A semiconductor memory may be classified into two types depending on whether it can hold the stored information when it loses power: a volatile memory and a non-volatile memory. With the popularity of portable electronic devices, the non-volatile memory has become more and more important in the memory market. Although the current FLASH technology is the mainstream of the non-volatile memory market, with the advancing of the semiconductor technical node, the FLASH technology is experiencing a series of bottlenecks such as a high operating voltage, a size that cannot be reduced, and a short holding time. It is reported that the limitation of the FLASH technology is around 16 nm. The scientific community and industry are looking for a next-generation non-volatile memory that can replace the FLASH technology. A Resistive Random Access Memory (RRAM) has become a research focus of the new non-volatile memory due to advantages of a low operating voltage, non-destructive read, a fast operation speed, a simple structure, easy integration, and the like. However, there is a serious crosstalk problem in the resistive random access memory array. Such crosstalk problem becomes more serious as the array expands, seriously affecting the reliability of the resistive random access memory and hindering its application.

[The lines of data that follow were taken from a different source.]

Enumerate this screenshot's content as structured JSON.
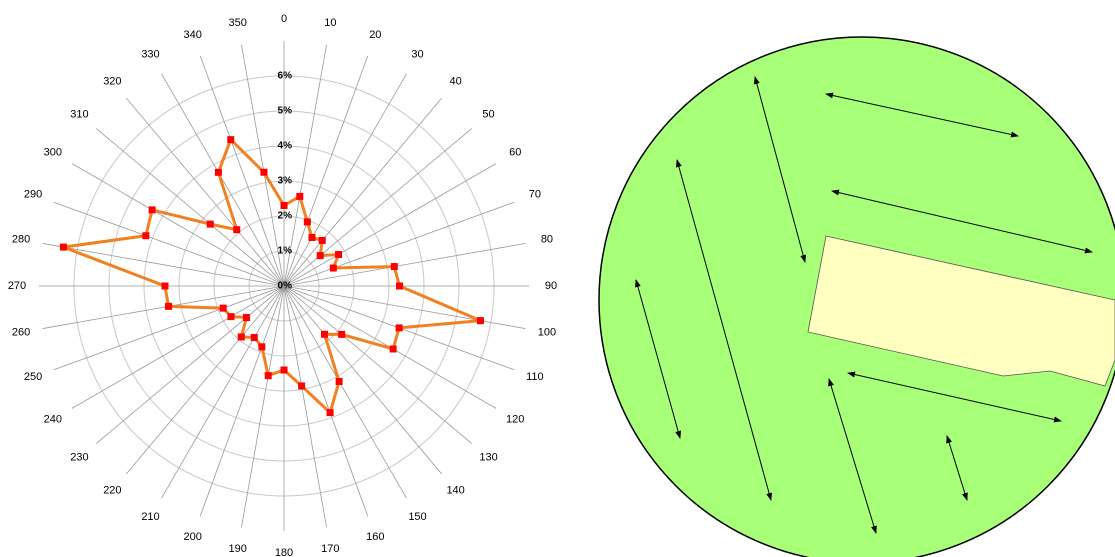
{
  "chart_data": {
    "type": "radar",
    "categories": [
      "0",
      "10",
      "20",
      "30",
      "40",
      "50",
      "60",
      "70",
      "80",
      "90",
      "100",
      "110",
      "120",
      "130",
      "140",
      "150",
      "160",
      "170",
      "180",
      "190",
      "200",
      "210",
      "220",
      "230",
      "240",
      "250",
      "260",
      "270",
      "280",
      "290",
      "300",
      "310",
      "320",
      "330",
      "340",
      "350"
    ],
    "values": [
      2.3,
      2.6,
      1.95,
      1.6,
      1.7,
      1.35,
      1.8,
      1.5,
      3.2,
      3.3,
      5.7,
      3.5,
      3.6,
      2.15,
      1.8,
      3.15,
      3.85,
      2.9,
      2.4,
      2.6,
      1.85,
      1.7,
      1.9,
      1.4,
      1.75,
      1.85,
      3.35,
      3.4,
      6.4,
      4.2,
      4.35,
      2.75,
      2.1,
      3.75,
      4.45,
      3.3
    ],
    "color": "#f08020",
    "marker_color": "#ff0000",
    "ylim": [
      0,
      7
    ],
    "yticks": [
      {
        "value": 0,
        "label": "0%"
      },
      {
        "value": 1,
        "label": "1%"
      },
      {
        "value": 2,
        "label": "2%"
      },
      {
        "value": 3,
        "label": "3%"
      },
      {
        "value": 4,
        "label": "4%"
      },
      {
        "value": 5,
        "label": "5%"
      },
      {
        "value": 6,
        "label": "6%"
      }
    ],
    "grid": true
  }
}
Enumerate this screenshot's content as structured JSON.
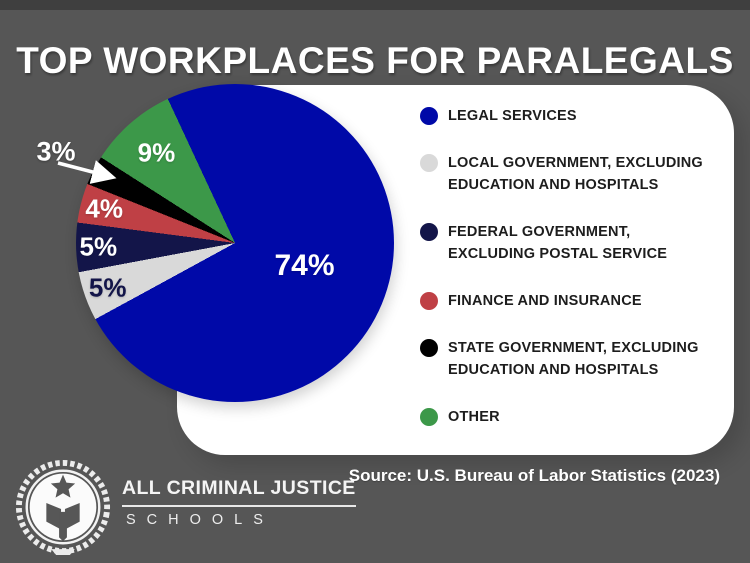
{
  "title": "TOP WORKPLACES FOR PARALEGALS",
  "chart_data": {
    "type": "pie",
    "title": "TOP WORKPLACES FOR PARALEGALS",
    "start_angle_deg": 115,
    "direction": "clockwise",
    "legend_position": "right",
    "slices": [
      {
        "label": "LEGAL SERVICES",
        "value": 74,
        "data_label": "74%",
        "color": "#0009a8",
        "label_color": "#ffffff"
      },
      {
        "label": "LOCAL GOVERNMENT, EXCLUDING EDUCATION AND HOSPITALS",
        "value": 5,
        "data_label": "5%",
        "color": "#d9d9d9",
        "label_color": "#131549"
      },
      {
        "label": "FEDERAL GOVERNMENT, EXCLUDING POSTAL SERVICE",
        "value": 5,
        "data_label": "5%",
        "color": "#131549",
        "label_color": "#ffffff"
      },
      {
        "label": "FINANCE AND INSURANCE",
        "value": 4,
        "data_label": "4%",
        "color": "#bf4045",
        "label_color": "#ffffff"
      },
      {
        "label": "STATE GOVERNMENT, EXCLUDING EDUCATION AND HOSPITALS",
        "value": 3,
        "data_label": "3%",
        "color": "#000000",
        "label_color": "#ffffff",
        "callout": true
      },
      {
        "label": "OTHER",
        "value": 9,
        "data_label": "9%",
        "color": "#3c9849",
        "label_color": "#ffffff"
      }
    ]
  },
  "source": "Source: U.S. Bureau of Labor Statistics (2023)",
  "logo": {
    "line1": "ALL CRIMINAL JUSTICE",
    "line2": "SCHOOLS"
  },
  "colors": {
    "background": "#565656",
    "top_border": "#3f3f3f",
    "panel": "#ffffff",
    "title_text": "#ffffff",
    "legend_text": "#1d1d1d",
    "source_text": "#ffffff"
  }
}
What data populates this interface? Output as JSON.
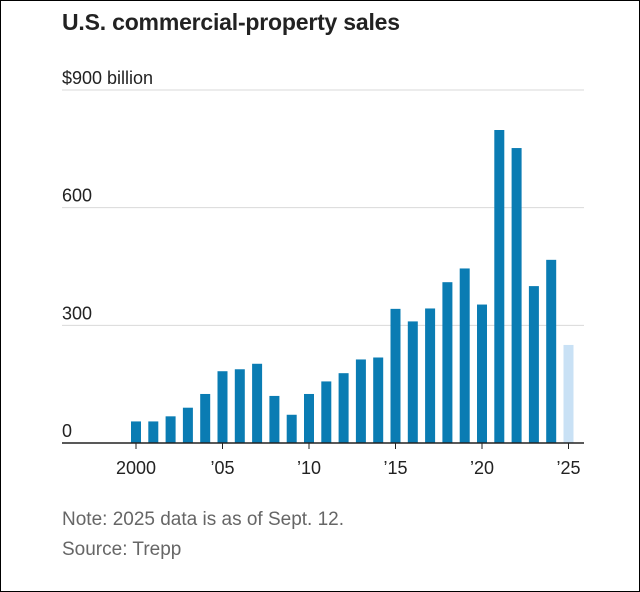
{
  "title": "U.S. commercial-property sales",
  "note": "Note: 2025 data is as of Sept. 12.",
  "source": "Source: Trepp",
  "colors": {
    "bar": "#0a7cb3",
    "bar_partial": "#c9e1f5",
    "grid": "#d9d9d9",
    "axis": "#222222",
    "text": "#222222"
  },
  "chart_data": {
    "type": "bar",
    "title": "U.S. commercial-property sales",
    "ylabel": "$ billion",
    "xlabel": "",
    "ylim": [
      0,
      900
    ],
    "y_ticks": [
      {
        "value": 0,
        "label": "0"
      },
      {
        "value": 300,
        "label": "300"
      },
      {
        "value": 600,
        "label": "600"
      },
      {
        "value": 900,
        "label": "$900 billion"
      }
    ],
    "x_ticks": [
      {
        "value": 2000,
        "label": "2000"
      },
      {
        "value": 2005,
        "label": "’05"
      },
      {
        "value": 2010,
        "label": "’10"
      },
      {
        "value": 2015,
        "label": "’15"
      },
      {
        "value": 2020,
        "label": "’20"
      },
      {
        "value": 2025,
        "label": "’25"
      }
    ],
    "categories": [
      2000,
      2001,
      2002,
      2003,
      2004,
      2005,
      2006,
      2007,
      2008,
      2009,
      2010,
      2011,
      2012,
      2013,
      2014,
      2015,
      2016,
      2017,
      2018,
      2019,
      2020,
      2021,
      2022,
      2023,
      2024,
      2025
    ],
    "values": [
      55,
      55,
      68,
      90,
      125,
      183,
      188,
      202,
      120,
      72,
      125,
      157,
      178,
      213,
      218,
      342,
      310,
      343,
      410,
      445,
      353,
      798,
      752,
      400,
      467,
      250
    ],
    "partial": [
      false,
      false,
      false,
      false,
      false,
      false,
      false,
      false,
      false,
      false,
      false,
      false,
      false,
      false,
      false,
      false,
      false,
      false,
      false,
      false,
      false,
      false,
      false,
      false,
      false,
      true
    ],
    "grid": true
  }
}
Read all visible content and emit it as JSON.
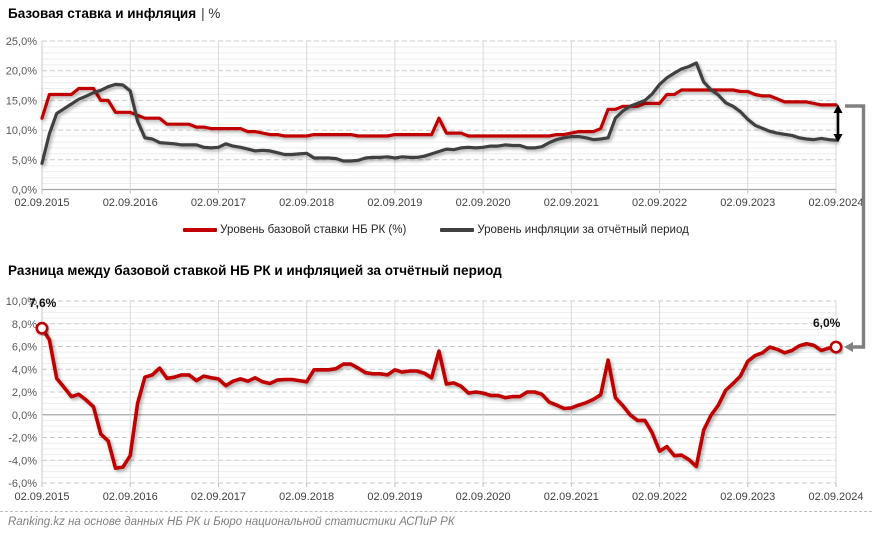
{
  "charts": [
    {
      "title": "Базовая ставка и инфляция",
      "title_suffix": "| %",
      "type": "line",
      "ylim": [
        0,
        25
      ],
      "y_major_step": 5,
      "y_minor_step": 1,
      "y_tick_labels": [
        "25,0%",
        "20,0%",
        "15,0%",
        "10,0%",
        "5,0%",
        "0,0%"
      ],
      "x_tick_labels": [
        "02.09.2015",
        "02.09.2016",
        "02.09.2017",
        "02.09.2018",
        "02.09.2019",
        "02.09.2020",
        "02.09.2021",
        "02.09.2022",
        "02.09.2023",
        "02.09.2024"
      ],
      "x_start": "02.09.2015",
      "x_end": "02.09.2024",
      "points_per_series": 109,
      "grid": true,
      "legend_position": "bottom",
      "series": [
        {
          "name": "Уровень базовой ставки НБ РК (%)",
          "color": "#C00000",
          "values": [
            12,
            16,
            16,
            16,
            16,
            17,
            17,
            17,
            15,
            15,
            13,
            13,
            13,
            12.5,
            12,
            12,
            12,
            11,
            11,
            11,
            11,
            10.5,
            10.5,
            10.25,
            10.25,
            10.25,
            10.25,
            10.25,
            9.75,
            9.75,
            9.5,
            9.25,
            9.25,
            9,
            9,
            9,
            9,
            9.25,
            9.25,
            9.25,
            9.25,
            9.25,
            9.25,
            9,
            9,
            9,
            9,
            9,
            9.25,
            9.25,
            9.25,
            9.25,
            9.25,
            9.25,
            12,
            9.5,
            9.5,
            9.5,
            9,
            9,
            9,
            9,
            9,
            9,
            9,
            9,
            9,
            9,
            9,
            9,
            9.25,
            9.25,
            9.5,
            9.75,
            9.75,
            9.75,
            10.25,
            13.5,
            13.5,
            14,
            14,
            14,
            14.5,
            14.5,
            14.5,
            16,
            16,
            16.75,
            16.75,
            16.75,
            16.75,
            16.75,
            16.75,
            16.75,
            16.75,
            16.5,
            16.5,
            16,
            15.75,
            15.75,
            15.25,
            14.75,
            14.75,
            14.75,
            14.75,
            14.5,
            14.25,
            14.25,
            14.25
          ]
        },
        {
          "name": "Уровень инфляции за отчётный период",
          "color": "#404040",
          "values": [
            4.4,
            9.4,
            12.8,
            13.6,
            14.4,
            15.2,
            15.7,
            16.3,
            16.7,
            17.3,
            17.7,
            17.6,
            16.6,
            11.5,
            8.7,
            8.5,
            7.9,
            7.8,
            7.7,
            7.5,
            7.5,
            7.5,
            7.1,
            7.0,
            7.1,
            7.7,
            7.3,
            7.1,
            6.8,
            6.5,
            6.6,
            6.5,
            6.2,
            5.9,
            5.9,
            6.0,
            6.1,
            5.3,
            5.3,
            5.3,
            5.2,
            4.8,
            4.8,
            4.9,
            5.3,
            5.4,
            5.4,
            5.5,
            5.3,
            5.5,
            5.4,
            5.4,
            5.6,
            6.0,
            6.4,
            6.8,
            6.7,
            7.0,
            7.1,
            7.0,
            7.1,
            7.3,
            7.3,
            7.5,
            7.4,
            7.4,
            7.0,
            7.0,
            7.2,
            7.9,
            8.4,
            8.7,
            8.9,
            8.9,
            8.7,
            8.4,
            8.5,
            8.7,
            12.0,
            13.2,
            14.0,
            14.5,
            15.0,
            16.1,
            17.7,
            18.8,
            19.6,
            20.3,
            20.7,
            21.3,
            18.1,
            16.8,
            15.9,
            14.6,
            14.0,
            13.1,
            11.8,
            10.8,
            10.3,
            9.8,
            9.5,
            9.3,
            9.1,
            8.7,
            8.5,
            8.4,
            8.6,
            8.4,
            8.3
          ]
        }
      ]
    },
    {
      "title": "Разница между базовой ставкой НБ РК и инфляцией за отчётный период",
      "title_suffix": "",
      "type": "line",
      "ylim": [
        -6,
        10
      ],
      "y_major_step": 2,
      "y_minor_step": 0.5,
      "y_tick_labels": [
        "10,0%",
        "8,0%",
        "6,0%",
        "4,0%",
        "2,0%",
        "0,0%",
        "-2,0%",
        "-4,0%",
        "-6,0%"
      ],
      "x_tick_labels": [
        "02.09.2015",
        "02.09.2016",
        "02.09.2017",
        "02.09.2018",
        "02.09.2019",
        "02.09.2020",
        "02.09.2021",
        "02.09.2022",
        "02.09.2023",
        "02.09.2024"
      ],
      "x_start": "02.09.2015",
      "x_end": "02.09.2024",
      "points_per_series": 109,
      "grid": true,
      "legend_position": "none",
      "annotations": {
        "start_label": "7,6%",
        "end_label": "6,0%",
        "marker_style": "white-circle-red-ring"
      },
      "series": [
        {
          "name": "Разница между базовой ставкой и инфляцией",
          "color": "#C00000",
          "values": [
            7.6,
            6.6,
            3.2,
            2.4,
            1.6,
            1.8,
            1.3,
            0.7,
            -1.7,
            -2.3,
            -4.7,
            -4.6,
            -3.6,
            1.0,
            3.3,
            3.5,
            4.1,
            3.2,
            3.3,
            3.5,
            3.5,
            3.0,
            3.4,
            3.25,
            3.15,
            2.55,
            2.95,
            3.15,
            2.95,
            3.25,
            2.9,
            2.75,
            3.05,
            3.1,
            3.1,
            3.0,
            2.9,
            3.95,
            3.95,
            3.95,
            4.05,
            4.45,
            4.45,
            4.1,
            3.7,
            3.6,
            3.6,
            3.5,
            3.95,
            3.75,
            3.85,
            3.85,
            3.65,
            3.25,
            5.6,
            2.7,
            2.8,
            2.5,
            1.9,
            2.0,
            1.9,
            1.7,
            1.7,
            1.5,
            1.6,
            1.6,
            2.0,
            2.0,
            1.8,
            1.1,
            0.85,
            0.55,
            0.6,
            0.85,
            1.05,
            1.35,
            1.75,
            4.8,
            1.5,
            0.8,
            0.0,
            -0.5,
            -0.5,
            -1.6,
            -3.2,
            -2.8,
            -3.6,
            -3.55,
            -3.95,
            -4.55,
            -1.35,
            -0.05,
            0.85,
            2.15,
            2.75,
            3.4,
            4.7,
            5.2,
            5.45,
            5.95,
            5.75,
            5.45,
            5.65,
            6.05,
            6.25,
            6.1,
            5.65,
            5.85,
            5.95
          ]
        }
      ]
    }
  ],
  "annotation_colors": {
    "gap_arrow": "#000000",
    "connector_arrow": "#808080"
  },
  "footer": {
    "text": "Ranking.kz на основе данных НБ РК и Бюро национальной статистики АСПиР РК"
  }
}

At present, methods for solving the crosstalk problem of the resistive random access memory include: integrating a resistive random access memory with a MOS transistor (the 1T1R structure), connecting a resistive random access memory with an external diode (the 1D1R structure), and connecting a resistive random access memory with a selector in series (the 1S1R structure). In the 1T1R structure, since an area of a memory unit mainly depends on an area of the transistor, advantages of the simple structure and the small device area of RRAM cannot be given full play. The 1D1R is weak in limiting the leakage current as compared with the 1S1R. Therefore, the 1S1R structure is ideal to solve the crosstalk problem at present.
In the resistive random access memory having the 1S1R structure, a selector having a high current density, a high selection ratio and high durability is beneficial in improving the performance of the resistive random access memory having the 1S1R structure.